Relationship between metabolic reprogramming and drug resistance in breast cancer

Abstract

Breast cancer is the leading cause of cancer death in women. At present, chemotherapy is the main method to treat breast cancer in addition to surgery and radiotherapy, but the process of chemotherapy is often accompanied by the development of drug resistance, which leads to a reduction in drug efficacy. Furthermore, mounting evidence indicates that drug resistance is caused by dysregulated cellular metabolism, and metabolic reprogramming, including enhanced glucose metabolism, fatty acid synthesis and glutamine metabolic rates, is one of the hallmarks of cancer. Changes in metabolism have been considered one of the most important causes of resistance to treatment, and knowledge of the mechanisms involved will help in identifying potential treatment deficiencies. To improve women's survival outcomes, it is vital to elucidate the relationship between metabolic reprogramming and drug resistance in breast cancer. This review analyzes and investigates the reprogramming of metabolism and resistance to breast cancer therapy, and the results offer promise for novel targeted and cell-based therapies.
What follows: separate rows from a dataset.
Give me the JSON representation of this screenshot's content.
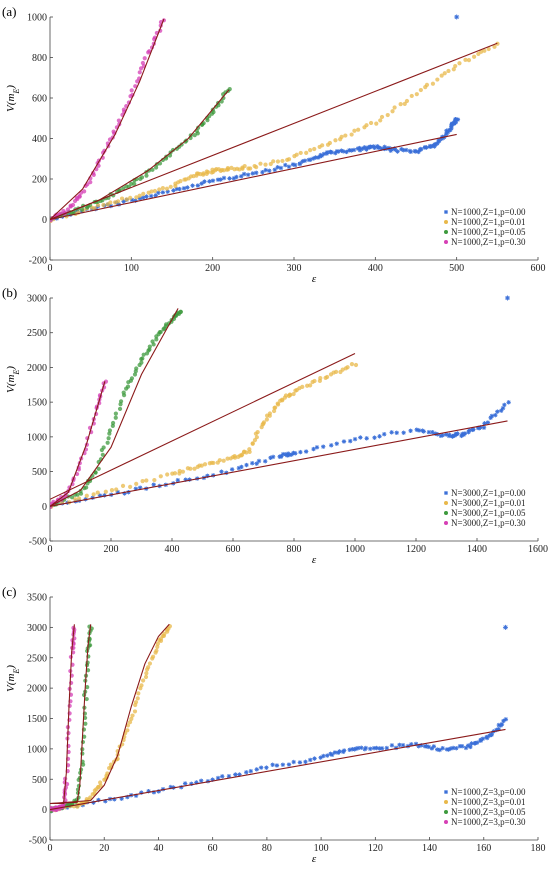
{
  "chart_data": [
    {
      "panel": "(a)",
      "type": "scatter",
      "xlabel": "ε",
      "ylabel": "V(m_E)",
      "xlim": [
        0,
        600
      ],
      "ylim": [
        -200,
        1000
      ],
      "xticks": [
        0,
        100,
        200,
        300,
        400,
        500,
        600
      ],
      "yticks": [
        -200,
        0,
        200,
        400,
        600,
        800,
        1000
      ],
      "legend_position": "bottom-right",
      "series": [
        {
          "name": "N=1000,Z=1,p=0.00",
          "color": "#3a6fd8",
          "marker": "asterisk",
          "points": [
            [
              0,
              0
            ],
            [
              50,
              50
            ],
            [
              100,
              95
            ],
            [
              150,
              140
            ],
            [
              200,
              190
            ],
            [
              250,
              230
            ],
            [
              300,
              270
            ],
            [
              330,
              310
            ],
            [
              350,
              335
            ],
            [
              380,
              345
            ],
            [
              400,
              360
            ],
            [
              420,
              345
            ],
            [
              450,
              338
            ],
            [
              470,
              360
            ],
            [
              485,
              410
            ],
            [
              495,
              470
            ],
            [
              500,
              500
            ]
          ],
          "outlier": [
            500,
            1000
          ]
        },
        {
          "name": "N=1000,Z=1,p=0.01",
          "color": "#e8b84a",
          "marker": "circle",
          "points": [
            [
              0,
              0
            ],
            [
              50,
              55
            ],
            [
              100,
              110
            ],
            [
              150,
              165
            ],
            [
              180,
              220
            ],
            [
              200,
              240
            ],
            [
              220,
              250
            ],
            [
              250,
              260
            ],
            [
              300,
              310
            ],
            [
              350,
              390
            ],
            [
              400,
              480
            ],
            [
              450,
              620
            ],
            [
              500,
              760
            ],
            [
              550,
              870
            ]
          ]
        },
        {
          "name": "N=1000,Z=1,p=0.05",
          "color": "#3d9a3d",
          "marker": "circle",
          "points": [
            [
              0,
              0
            ],
            [
              30,
              40
            ],
            [
              60,
              90
            ],
            [
              90,
              150
            ],
            [
              120,
              230
            ],
            [
              150,
              330
            ],
            [
              180,
              430
            ],
            [
              200,
              530
            ],
            [
              220,
              650
            ]
          ]
        },
        {
          "name": "N=1000,Z=1,p=0.30",
          "color": "#d63fb5",
          "marker": "circle",
          "points": [
            [
              0,
              0
            ],
            [
              20,
              40
            ],
            [
              40,
              130
            ],
            [
              60,
              280
            ],
            [
              80,
              440
            ],
            [
              100,
              620
            ],
            [
              120,
              820
            ],
            [
              140,
              990
            ]
          ]
        }
      ],
      "fits": [
        {
          "color": "#8b1a1a",
          "points": [
            [
              0,
              0
            ],
            [
              500,
              420
            ]
          ]
        },
        {
          "color": "#8b1a1a",
          "points": [
            [
              0,
              0
            ],
            [
              550,
              870
            ]
          ]
        },
        {
          "color": "#8b1a1a",
          "points": [
            [
              0,
              0
            ],
            [
              60,
              95
            ],
            [
              120,
              240
            ],
            [
              170,
              400
            ],
            [
              220,
              640
            ]
          ]
        },
        {
          "color": "#8b1a1a",
          "points": [
            [
              0,
              0
            ],
            [
              40,
              150
            ],
            [
              80,
              420
            ],
            [
              110,
              680
            ],
            [
              140,
              990
            ]
          ]
        }
      ]
    },
    {
      "panel": "(b)",
      "type": "scatter",
      "xlabel": "ε",
      "ylabel": "V(m_E)",
      "xlim": [
        0,
        1600
      ],
      "ylim": [
        -500,
        3000
      ],
      "xticks": [
        0,
        200,
        400,
        600,
        800,
        1000,
        1200,
        1400,
        1600
      ],
      "yticks": [
        -500,
        0,
        500,
        1000,
        1500,
        2000,
        2500,
        3000
      ],
      "legend_position": "bottom-right",
      "series": [
        {
          "name": "N=3000,Z=1,p=0.00",
          "color": "#3a6fd8",
          "marker": "asterisk",
          "points": [
            [
              0,
              0
            ],
            [
              200,
              170
            ],
            [
              400,
              340
            ],
            [
              600,
              520
            ],
            [
              750,
              730
            ],
            [
              800,
              760
            ],
            [
              1000,
              960
            ],
            [
              1200,
              1100
            ],
            [
              1300,
              1020
            ],
            [
              1350,
              1030
            ],
            [
              1420,
              1150
            ],
            [
              1500,
              1500
            ]
          ],
          "outlier": [
            1500,
            3000
          ]
        },
        {
          "name": "N=3000,Z=1,p=0.01",
          "color": "#e8b84a",
          "marker": "circle",
          "points": [
            [
              0,
              0
            ],
            [
              200,
              230
            ],
            [
              400,
              460
            ],
            [
              500,
              600
            ],
            [
              600,
              700
            ],
            [
              650,
              800
            ],
            [
              700,
              1200
            ],
            [
              750,
              1500
            ],
            [
              800,
              1650
            ],
            [
              900,
              1850
            ],
            [
              1000,
              2050
            ]
          ]
        },
        {
          "name": "N=3000,Z=1,p=0.05",
          "color": "#3d9a3d",
          "marker": "circle",
          "points": [
            [
              0,
              0
            ],
            [
              100,
              200
            ],
            [
              150,
              500
            ],
            [
              200,
              1100
            ],
            [
              250,
              1700
            ],
            [
              300,
              2100
            ],
            [
              350,
              2450
            ],
            [
              400,
              2700
            ],
            [
              430,
              2800
            ]
          ]
        },
        {
          "name": "N=3000,Z=1,p=0.30",
          "color": "#d63fb5",
          "marker": "circle",
          "points": [
            [
              0,
              0
            ],
            [
              50,
              150
            ],
            [
              100,
              600
            ],
            [
              150,
              1350
            ],
            [
              180,
              1800
            ]
          ]
        }
      ],
      "fits": [
        {
          "color": "#8b1a1a",
          "points": [
            [
              0,
              0
            ],
            [
              1500,
              1230
            ]
          ]
        },
        {
          "color": "#8b1a1a",
          "points": [
            [
              0,
              100
            ],
            [
              1000,
              2200
            ]
          ]
        },
        {
          "color": "#8b1a1a",
          "points": [
            [
              0,
              0
            ],
            [
              100,
              230
            ],
            [
              200,
              850
            ],
            [
              300,
              1900
            ],
            [
              420,
              2850
            ]
          ]
        },
        {
          "color": "#8b1a1a",
          "points": [
            [
              0,
              0
            ],
            [
              60,
              200
            ],
            [
              120,
              900
            ],
            [
              180,
              1800
            ]
          ]
        }
      ]
    },
    {
      "panel": "(c)",
      "type": "scatter",
      "xlabel": "ε",
      "ylabel": "V(m_E)",
      "xlim": [
        0,
        180
      ],
      "ylim": [
        -500,
        3500
      ],
      "xticks": [
        0,
        20,
        40,
        60,
        80,
        100,
        120,
        140,
        160,
        180
      ],
      "yticks": [
        -500,
        0,
        500,
        1000,
        1500,
        2000,
        2500,
        3000,
        3500
      ],
      "legend_position": "bottom-right",
      "series": [
        {
          "name": "N=1000,Z=3,p=0.00",
          "color": "#3a6fd8",
          "marker": "asterisk",
          "points": [
            [
              0,
              0
            ],
            [
              20,
              150
            ],
            [
              40,
              320
            ],
            [
              60,
              500
            ],
            [
              80,
              700
            ],
            [
              100,
              850
            ],
            [
              110,
              1000
            ],
            [
              120,
              1020
            ],
            [
              135,
              1060
            ],
            [
              145,
              1000
            ],
            [
              155,
              1050
            ],
            [
              162,
              1200
            ],
            [
              168,
              1480
            ]
          ],
          "outlier": [
            168,
            3000
          ]
        },
        {
          "name": "N=1000,Z=3,p=0.01",
          "color": "#e8b84a",
          "marker": "circle",
          "points": [
            [
              0,
              0
            ],
            [
              10,
              60
            ],
            [
              15,
              200
            ],
            [
              20,
              500
            ],
            [
              25,
              900
            ],
            [
              30,
              1500
            ],
            [
              35,
              2200
            ],
            [
              40,
              2750
            ],
            [
              44,
              3000
            ]
          ]
        },
        {
          "name": "N=1000,Z=3,p=0.05",
          "color": "#3d9a3d",
          "marker": "circle",
          "points": [
            [
              0,
              0
            ],
            [
              5,
              30
            ],
            [
              10,
              150
            ],
            [
              12,
              800
            ],
            [
              13,
              1800
            ],
            [
              14,
              2600
            ],
            [
              15,
              3000
            ]
          ]
        },
        {
          "name": "N=1000,Z=3,p=0.30",
          "color": "#d63fb5",
          "marker": "circle",
          "points": [
            [
              0,
              0
            ],
            [
              3,
              20
            ],
            [
              5,
              60
            ],
            [
              6,
              500
            ],
            [
              7,
              1600
            ],
            [
              8,
              2600
            ],
            [
              9,
              3000
            ]
          ]
        }
      ],
      "fits": [
        {
          "color": "#8b1a1a",
          "points": [
            [
              0,
              0
            ],
            [
              168,
              1320
            ]
          ]
        },
        {
          "color": "#8b1a1a",
          "points": [
            [
              0,
              100
            ],
            [
              15,
              150
            ],
            [
              20,
              400
            ],
            [
              25,
              900
            ],
            [
              30,
              1700
            ],
            [
              35,
              2400
            ],
            [
              40,
              2850
            ],
            [
              44,
              3050
            ]
          ]
        },
        {
          "color": "#8b1a1a",
          "points": [
            [
              0,
              100
            ],
            [
              10,
              120
            ],
            [
              11,
              400
            ],
            [
              12,
              1200
            ],
            [
              13,
              2000
            ],
            [
              14,
              2700
            ],
            [
              15,
              3050
            ]
          ]
        },
        {
          "color": "#8b1a1a",
          "points": [
            [
              0,
              100
            ],
            [
              5,
              100
            ],
            [
              6,
              600
            ],
            [
              7,
              1700
            ],
            [
              8,
              2600
            ],
            [
              9,
              3050
            ]
          ]
        }
      ]
    }
  ]
}
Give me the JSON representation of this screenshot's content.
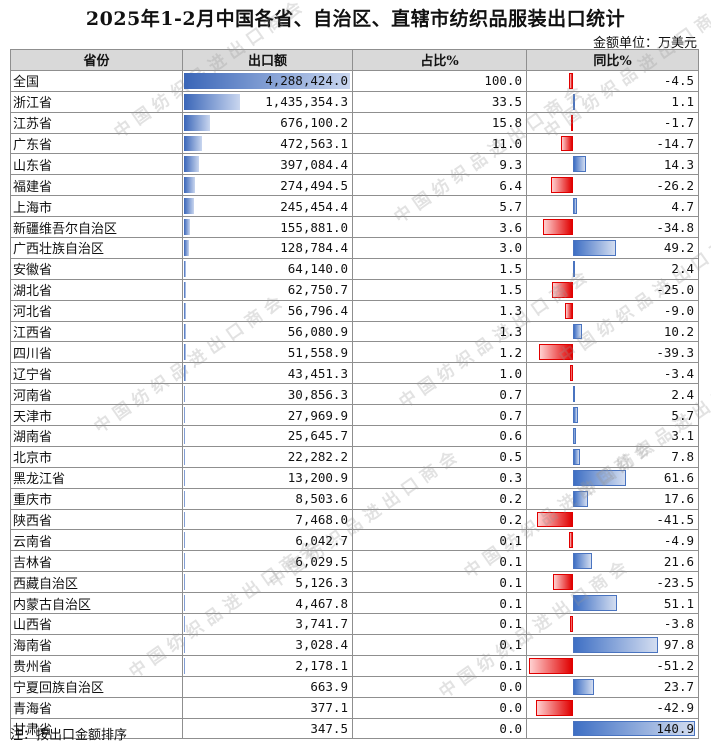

Keywords: Breast cancer; drug resistance; fatty acid synthesis; glucose metabolism; metabolic reprogramming.

Figure 1

Metabolic pathway in breast cancer cells. Reprogramming of the metabolism, including glucose metabolism, fatty acid synthesis, and amino acid metabolism. TCA, tricarboxylic acid cycle; G-6-P, glucose-6-phosphate; F6P, fructose-6-phosphate; F1,6P, fructose-1,6-bisphosphate; G-3-P, glyceraldehyde 3 phosphate; DHAP, dihydroxyacetone phosphate; 1,3-BPG, 1,3-bisphosphoglycerate, 3-PG, 3-phosphoglycerate; 2-PG, 2-phosphoglycerate; PEP, phosphoenolpyruvate; OAA, oxaloacetate; α-KG, α-ketoglutarate; GLUT, glucose transporter; HK, hexokinase; PKM2, pyruvate kinase isozyme type 2; LDHA, lactate dehydrogenase A; MCT1, monocarboxylate transporter 1; PDK, pyruvate dehydrogenase kinase; PDH, pyruvate dehydrogenase; acetyl-CoA carboxylase; FASN, fatty acid synthase; CPT1, carnitine palmitoyl transferase 1; 3PG, 3-phospho-glycerate; GSH, reduced glutathione; GLU, glutamate; GLUT, glucose transporter; PHGDH, phosphoglycerate dehydrogenase; PSAT1, phosphoserine aminotransferase 1; SLC1A5, solute carrier family 1 member 5; GLS, glutaminase; PSPH, 1-3-phosphoserine phosphatase; BCAAs, branched-chain amino acids; BCAT1, branched-chain amino acid transaminase 1; BCAT2, branched-chain amino acid transaminase 2; BCKA, branched-chain a-keto acid; MCD, malonyl-CoA decarboxylase; ACC, Acetyl-CoA carboxylase; MCT Monocarboxylate transporter.

Figure 2

Important role of mTOR related pathway in metabolic reorganization of breast cancer. PI3K and Ras regulate Akt and ERK, which in turn induce changes in intermediate metabolism to promote anabolic processes. Potential Notch signaling crosstalk with other pathways in breast cancer. In addition, they also induce the activation of mTORC1, thus further supporting the rewiring of cellular metabolism and anabolic metabolism progress. Through various mechanisms Akt, ERK and mTORC1 stimulate aerobic glycolysis, lipid synthesis, the pentose phosphate, oxidative phosphorylation, autophagy, thus producing the major components necessary for cell growth and proliferation. These networks of signaling cascades, their interconnection and regulation allow the cells to maintain energetic balance and allow for the physiological adaptation to the ever-changing environment.